1) WAF do far more than just prevent SQL injections.
2) Many companies don't own the software they run and so they can't guarantee that it is free of SQL injections or that the version of ORM libraries are secure. WAF protect against this.
3) Auto-scaling is just as much about high availability than performance. Database indexes do not help with the former.
Look, if you want a "real" WAF capability you buy something like Imperva and manage the care and feeding of a team of say 2-4 ppl who understand web app vulnerabilities in depth, AND know the tool. Your SOC/NOC will need training and procedures too. Fully loaded an average enterprise will pay > $1M a year to maintain the capability if you look at the TCO carefully.
There are environments where this makes sense. Banks are the classic - they have the money, they care about the risk, lots of places have systems still on java 8 and take > 1 month to deploy code fixes.
The biggest practical problem in my experience is that it's almost impossible to keep good people maintaining an enterprise WAF. Anyone with a deep enough understanding of web app security and network infra to do the job properly will get bored in the role and leave. WAFs are usually barely maintained for this reason.
Another major issue is alert handling - there's nobody with enough context. The SOC staff usually understand nothing (not the vuln, not web, not the app). The devs don't understand the vuln and the security team don't understand the app so tickets go round in circles with nobody able to understand if an alert is an FP or an actual issue. Eventually alerts start getting quietly dropped on the floor.
Can confirm. I work in financial services, we employ Imperva for WAF + DDoS.
Initial onboard was 2 FTE for ~6 months.
We are now at probably .5-.75 FTE. Onboarding new sites, responding to “waf broke the site”, type things and doing exceptions (for pen tests and what not).
Not sure of the TCO, but I shudder to think what would happen if we didnt have it.
Most enterprises have moved public facing sites to the cloud. And so are making use of the cloud provided WAF solutions all of which are trivial enough for someone to manage part-time.
Also in 20+ years in enterprises have never heard of firewalls being left unmaintained. I don't know how that would pass security audits, why such a critical piece of security architecture would end up in this state or how any in-house development would work given the constant need to make changes to it.
I do agree lightweight cloud WAFs can have positive ROI. You have to be realistic about their capabilities however and what you can expect from a part-timer managing one.

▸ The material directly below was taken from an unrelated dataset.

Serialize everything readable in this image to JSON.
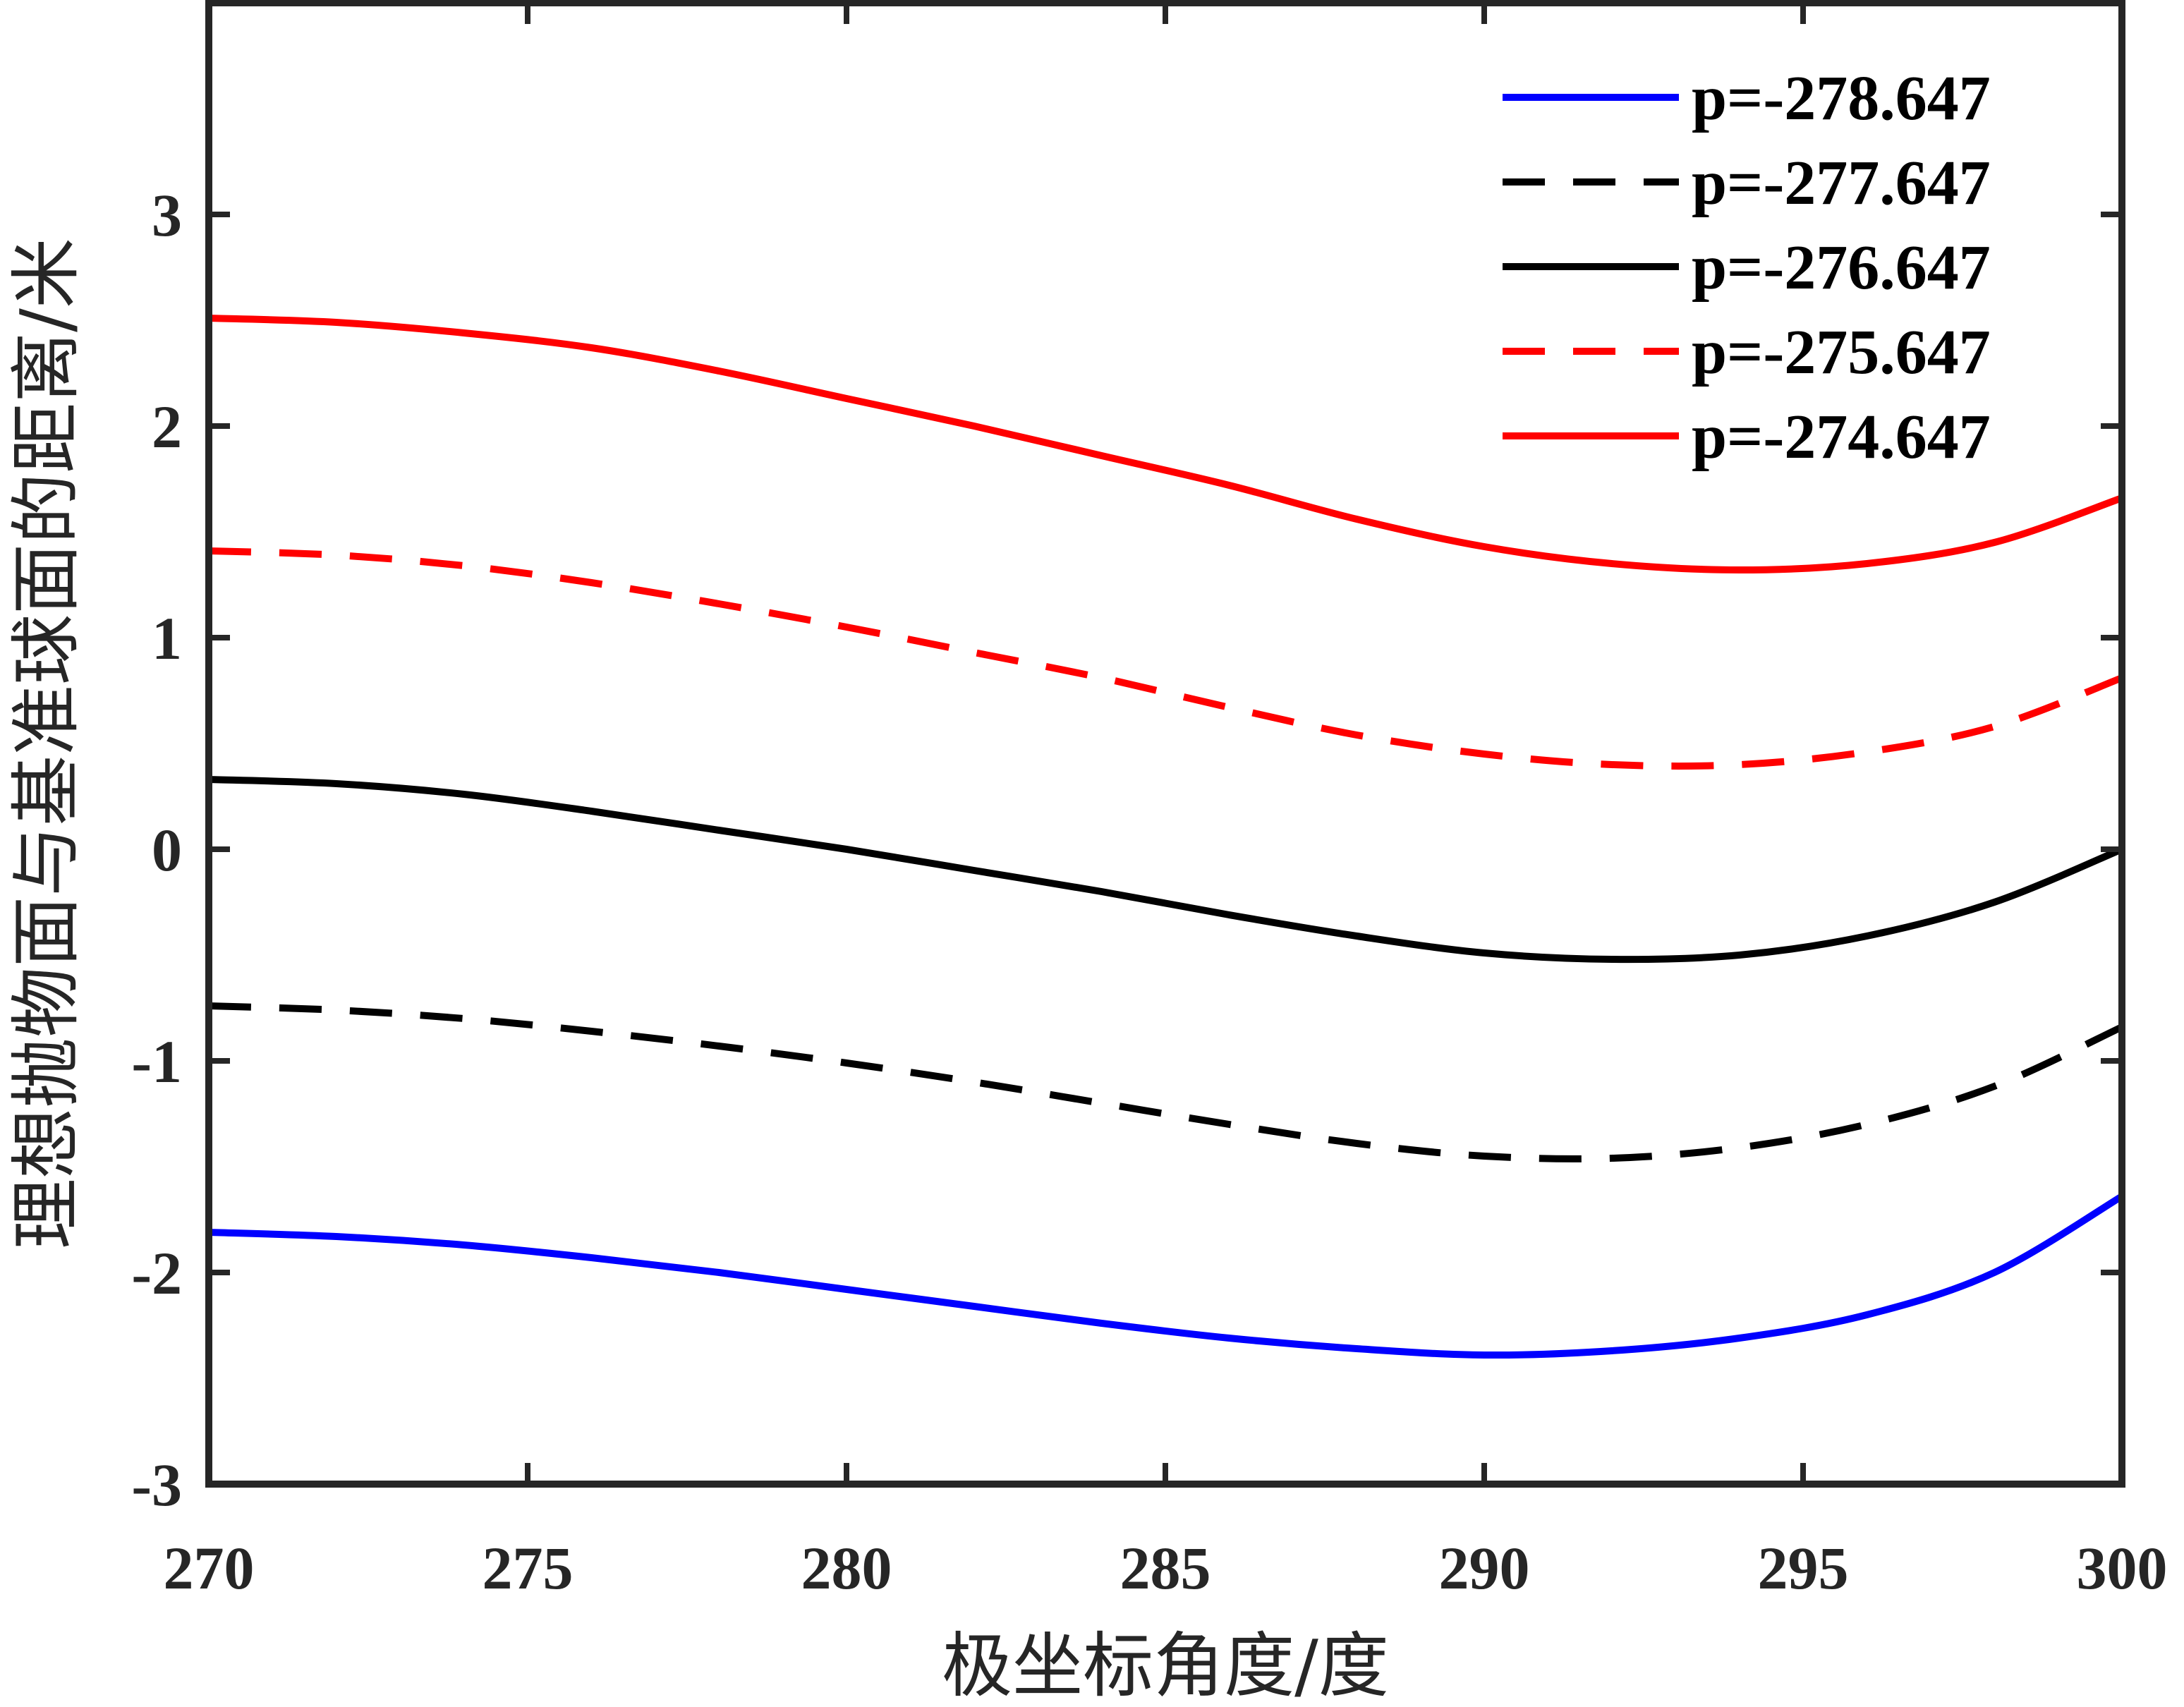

You end up choosing between a heavyweight "advanced" WAF (either cloud or on-prem) that requires lots of tuning and response, which most orgs can't do properly, or a lightweight cloud WAF with vendor rules that doesn't do much but hey at least it's easy to look after.
Re: enterprise WAF maintenance, I know this is anecdotal but I was a pentester for 10 years and I could count the "non-dysfunctional enterprise WAF setups" I saw on one hand. Were you in a role where you talked to the staff who looked after them or dealt with the alerts? Often the org lacked the insight to understand there was a problem. "We bought the magic security box, we applied the patches, what's the issue?"
I did not downvote you, but as the article explains, WAFs don't protect against anything assuming the attacker bothers to spend five minutes bypassing them with one of a thousand well-known tricks.
It's not about competency but the fundamental nature of WAFs. It's like using a regular expression to sanitize input parameters you concatenate into a SQL query, except you also can't make it specific to the SQL dialect used. It doesn't matter how competent you are or how much money you spend on engineering the regular expression.
8KB is a small amount of data. Many apps will need more, so will not be able to blanket block these. Even 64k, what appears to be the absolute limit, might not be enough.
Continuing, not blocking, is the default when not using the console, making this insecure by default.
> 1) WAF do far more than just prevent SQL injections.
They largely don't prevent SQL injections.
> 2) Many companies don't own the software they run and so they can't guarantee that it is free of SQL injections or that the version of ORM libraries are secure. WAF protect against this.
Only if the WAF somehow understands the internals of that software better than that software itself. Which, sure, sometimes happens, but there's no systematic reason to believe it. Why should the WAF have a better hit rate than the makers of the actual application? Does the WAF vendor offer a guarantee that systems behind it wil never be hacked?
The code hasn't, but it would be a lie to say that the application hasn't, and as a leader of ops teams while I can't directly influence code security & quality, I can damn sure influence overall security by demanding a WAF.
Defense in depth is an important concept in security for a very good reason.
You sprinkle it on top of code riddled with SQL injections nobody could be bothered to avoid or fix, and now magically the code has a become secure!
You’ll find it on the shelf next to auto-scaling cloud wizardry, which can similarly be used to fix the total absence of indexes in the database.